Aunque el hombre se lo tomara muy en serio, en boca de la gente era un torero bufo. El Batata –que así se apodaba– era una pirámide de salero y buena zumba. Era la posguerra, cuando el hambruno año 40, y había que procurarse el potaje como fuera; aunque ello supusiera tener en el cuerpo a todo un cónclave de cardenales y no del Vaticano precisamente. Vivía el hombre en una chocilla de castañuela, en el ejido de Alcalá de los Gazules, sin más compañía que la de un cernícalo reviejo y un borrico todo una matadura, que lo mismo hacía las veces de caballo de pica, que cargaba arena o lo que fuera menester siempre con honra y buena disposición.
 
Cuando llegaba la feria caían algunas perras en el bolsillo, actuando en los espectáculos cómicos-taurinos; aunque él dijera tan pancho: “¡Qué más quisieran Belmonte y Joselito juntos ser como él!”
 
“Con picardía en la vida, también se hace el puchero”, era la filosofía recia del Batata, que no era un pícaro de los tiempos de Quevedo, no.

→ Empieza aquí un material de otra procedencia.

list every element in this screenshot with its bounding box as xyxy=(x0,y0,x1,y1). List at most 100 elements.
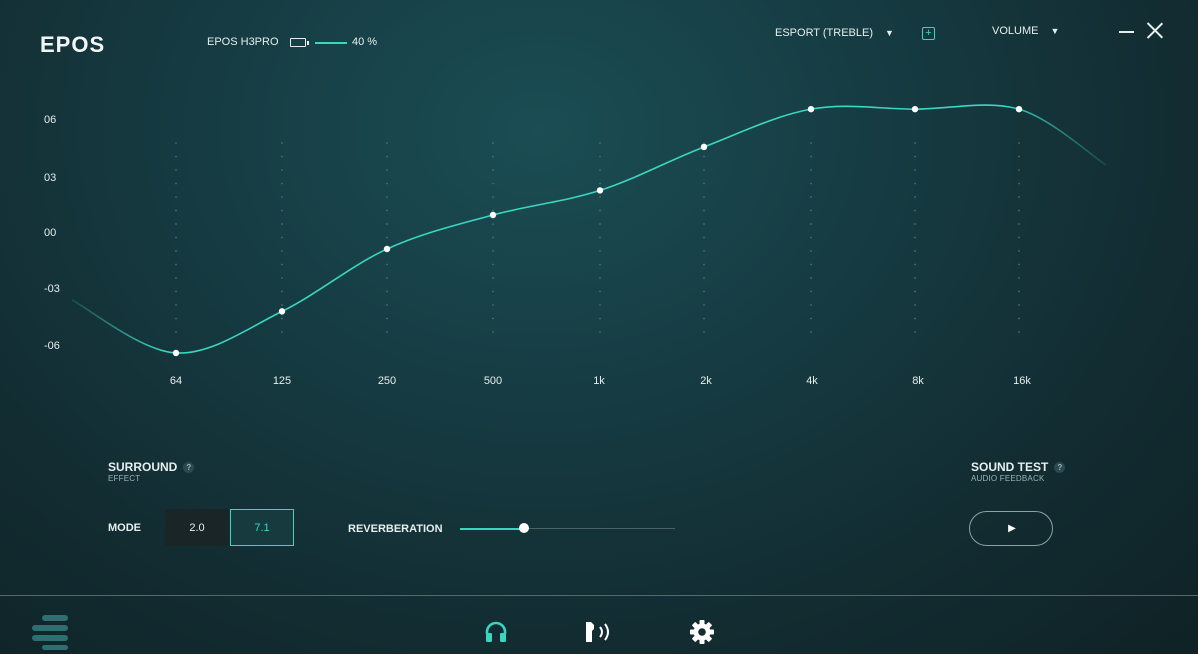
eq-point-8k[interactable] xyxy=(911,105,919,113)
grid-dot xyxy=(914,169,916,171)
grid-dot xyxy=(703,250,705,252)
grid-dot xyxy=(492,236,494,239)
grid-dot xyxy=(810,277,812,279)
menu-icon[interactable] xyxy=(32,614,70,650)
grid-dot xyxy=(492,277,494,279)
grid-dot xyxy=(175,290,177,293)
grid-dot xyxy=(599,169,601,171)
settings-icon[interactable] xyxy=(689,619,715,645)
play-sound-test-button[interactable]: ▶ xyxy=(969,511,1053,546)
grid-dot xyxy=(599,317,601,320)
eq-point-125[interactable] xyxy=(278,308,286,315)
grid-dot xyxy=(175,331,177,333)
grid-dot xyxy=(914,290,916,293)
grid-dot xyxy=(1018,236,1020,239)
grid-dot xyxy=(175,196,177,198)
surround-subtitle: EFFECT xyxy=(108,474,141,483)
grid-dot xyxy=(703,142,705,144)
grid-dot xyxy=(1018,290,1020,293)
grid-dot xyxy=(281,250,283,252)
grid-dot xyxy=(386,223,388,225)
grid-dot xyxy=(914,236,916,239)
grid-dot xyxy=(703,317,705,320)
grid-dot xyxy=(599,331,601,333)
grid-dot xyxy=(175,304,177,306)
grid-dot xyxy=(810,304,812,306)
grid-dot xyxy=(914,182,916,185)
grid-dot xyxy=(810,223,812,225)
mode-2-0-button[interactable]: 2.0 xyxy=(165,509,229,546)
grid-dot xyxy=(599,304,601,306)
grid-dot xyxy=(914,317,916,320)
grid-dot xyxy=(386,263,388,266)
grid-dot xyxy=(386,169,388,171)
grid-dot xyxy=(492,331,494,333)
grid-dot xyxy=(914,250,916,252)
x-tick-label: 125 xyxy=(272,375,292,387)
grid-dot xyxy=(492,250,494,252)
grid-dot xyxy=(281,142,283,144)
y-tick-label: -06 xyxy=(44,340,60,352)
eq-curve-line xyxy=(71,104,1107,354)
eq-point-2k[interactable] xyxy=(700,143,708,151)
grid-dot xyxy=(599,236,601,239)
sidetone-icon[interactable] xyxy=(584,620,614,644)
grid-dot xyxy=(386,155,388,158)
eq-point-4k[interactable] xyxy=(807,105,815,113)
grid-dot xyxy=(599,155,601,158)
sound-test-section: SOUND TEST? AUDIO FEEDBACK xyxy=(971,460,1066,483)
grid-dot xyxy=(810,196,812,198)
grid-dot xyxy=(810,317,812,320)
grid-dot xyxy=(386,304,388,306)
grid-dot xyxy=(1018,142,1020,144)
grid-dot xyxy=(703,182,705,185)
eq-point-500[interactable] xyxy=(489,211,497,219)
mode-7-1-button[interactable]: 7.1 xyxy=(230,509,294,546)
eq-point-16k[interactable] xyxy=(1015,105,1023,113)
grid-dot xyxy=(1018,155,1020,158)
grid-dot xyxy=(914,263,916,266)
grid-dot xyxy=(599,290,601,293)
grid-dot xyxy=(281,182,283,185)
grid-dot xyxy=(281,236,283,239)
grid-dot xyxy=(1018,196,1020,198)
x-tick-label: 500 xyxy=(483,375,503,387)
x-tick-label: 64 xyxy=(169,375,183,387)
mode-label: MODE xyxy=(108,522,141,534)
grid-dot xyxy=(703,277,705,279)
eq-point-250[interactable] xyxy=(383,245,391,253)
grid-dot xyxy=(175,169,177,171)
grid-dot xyxy=(1018,263,1020,266)
grid-dot xyxy=(810,236,812,239)
eq-point-64[interactable] xyxy=(172,349,180,357)
grid-dot xyxy=(599,263,601,266)
grid-dot xyxy=(599,196,601,198)
grid-dot xyxy=(599,277,601,279)
grid-dot xyxy=(1018,317,1020,320)
grid-dot xyxy=(914,209,916,212)
y-tick-label: 06 xyxy=(44,114,57,126)
grid-dot xyxy=(810,155,812,158)
grid-dot xyxy=(492,169,494,171)
grid-dot xyxy=(281,331,283,333)
grid-dot xyxy=(599,223,601,225)
reverberation-label: REVERBERATION xyxy=(348,523,443,535)
help-icon[interactable]: ? xyxy=(183,462,195,474)
headphones-icon[interactable] xyxy=(484,620,508,644)
grid-dot xyxy=(281,196,283,198)
grid-dot xyxy=(281,290,283,293)
grid-dot xyxy=(386,209,388,212)
grid-dot xyxy=(281,263,283,266)
y-tick-label: 03 xyxy=(44,172,57,184)
reverberation-slider-handle[interactable] xyxy=(519,523,529,533)
grid-dot xyxy=(492,196,494,198)
grid-dot xyxy=(175,277,177,279)
grid-dot xyxy=(810,142,812,144)
grid-dot xyxy=(1018,209,1020,212)
grid-dot xyxy=(492,304,494,306)
sound-test-title: SOUND TEST xyxy=(971,460,1049,474)
reverberation-slider-fill xyxy=(460,527,524,530)
eq-point-1k[interactable] xyxy=(596,187,604,194)
sound-test-subtitle: AUDIO FEEDBACK xyxy=(971,474,1045,483)
help-icon[interactable]: ? xyxy=(1054,462,1066,474)
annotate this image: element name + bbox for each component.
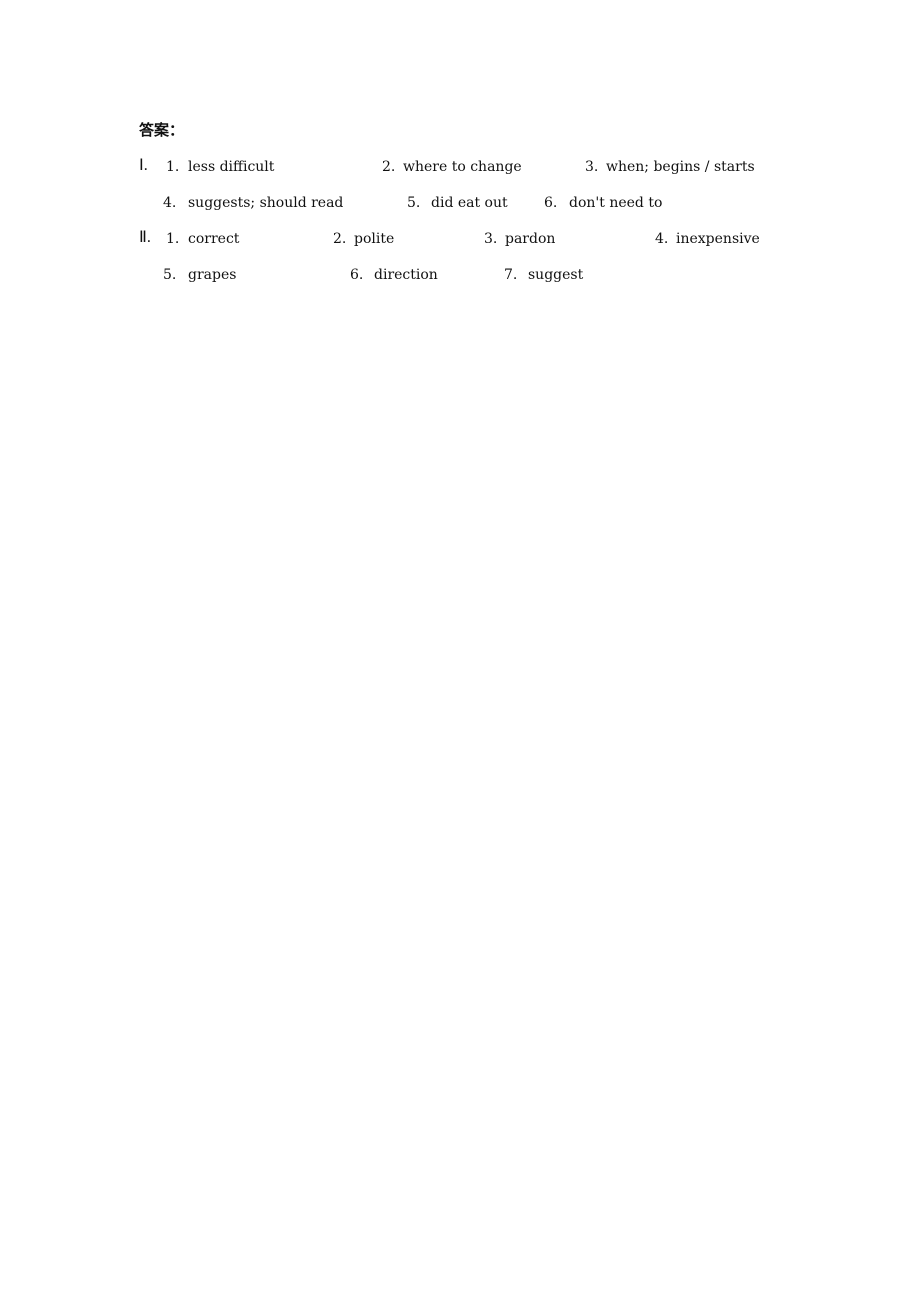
section-1-numeral: Ⅰ. [139, 157, 148, 174]
answer-text: direction [374, 267, 438, 283]
answer-number: 7. [504, 267, 518, 283]
answer-number: 1. [166, 159, 180, 175]
answers-heading: 答案： [139, 121, 185, 139]
answer-number: 1. [166, 231, 180, 247]
answer-number: 5. [407, 195, 421, 211]
answer-text: where to change [403, 159, 522, 175]
answer-number: 6. [544, 195, 558, 211]
answer-number: 2. [333, 231, 347, 247]
document-page: 答案： Ⅰ. 1. less difficult 2. where to cha… [0, 0, 920, 1302]
answer-number: 4. [655, 231, 669, 247]
answer-number: 5. [163, 267, 177, 283]
answer-number: 3. [585, 159, 599, 175]
answer-text: when; begins / starts [606, 159, 755, 175]
answer-text: correct [188, 231, 240, 247]
answer-number: 6. [350, 267, 364, 283]
answer-number: 4. [163, 195, 177, 211]
section-2-numeral: Ⅱ. [139, 229, 151, 246]
answer-text: grapes [188, 267, 237, 283]
answer-text: suggest [528, 267, 584, 283]
answer-number: 2. [382, 159, 396, 175]
answer-text: suggests; should read [188, 195, 344, 211]
answer-text: inexpensive [676, 231, 760, 247]
answer-text: don't need to [569, 195, 663, 211]
answer-text: polite [354, 231, 395, 247]
answer-text: did eat out [431, 195, 508, 211]
answer-text: pardon [505, 231, 556, 247]
answer-number: 3. [484, 231, 498, 247]
answer-text: less difficult [188, 159, 275, 175]
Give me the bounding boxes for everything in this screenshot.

Era más bien un tipo ingenioso que tenía que calentar la barriga, sin hacerle a nadie ninguna desaborición.
 
Así que, azuzado por la gazuza le dio pábulo, al caletre, e inventó una nueva suerte en el toreo cómico: la estatua verde. Con ramas de acebuche, hojas de coles y lechugas se forraban tanto él como su borrico. Y…¡al ruedo! Parecía una estatua ecuestre o borricuestre de Archimboldo, el singular pintor renacentista, que componía el retrato de personajes utilizando motivos frutales y vegetales. Batata solía acentuar su estatua verde, con una gran rama de naranjo o limonero con sus frutos que llevaba a guisa de estandarte. Era digno de ver. Se ponía la plaza de toros a reventar. Nadie se quería perder la gesta. El gentío se agolpaba en la vieja Plaza del Paseo de Mochales –de apropiado nombre, mochales significa loco– de Alcalá de los Gazules. Llegó el momento, en el centro del ruedo, con la proverbial quietud de don Tancredo (El Rey del Valor) aparecía la estatua con todo su verdor. No se movía ni una hoja. Menos mal que el viento de levante estaba echado. Por la boca del toril salió un torete bufando y con mucha fiereza. El ánimo suspendido en el público. Se paró por un momento la rechifla general. El animal dio varias vueltas al ruedo hasta que se fijó en aquel bulto en forma de árbol raro. Se fue acercando y acercando. Escalofrío en los cogotes y el corazón en un hilo de araña. Desenlace: el torete también acusó el signo malo de los tiempos –andaba escurrido de carne– y en un visto y no visto dio en zamparse con ansiedad el verdor de la estatua. Sin apercibirse el animalito que debajo de aquel tocante camuflaje había carne de pitón. Si se dio cuenta el torete, prefirió llenar antes el jergón que hacer la puñeta. De embestir o de cornear ya habrá tiempo otro día.
 
Aquella tarde, cuentan los viejos, sacaron en hombros al Batata y al borrico también. Era la primera vez –no había constancia de ello– que un pobre burro salía por la puerta grande.
 
Tanto al Batata como al borrico moruno le costaron muchos costalazos y más de una vez, volvieron a la choza con los huesos hecho una granada.
 
Cuesta mucho triunfar; aunque uno haga de don Tancredo con todo su estoicismo y vestido de hojas verdes ante un toro “esmayao”.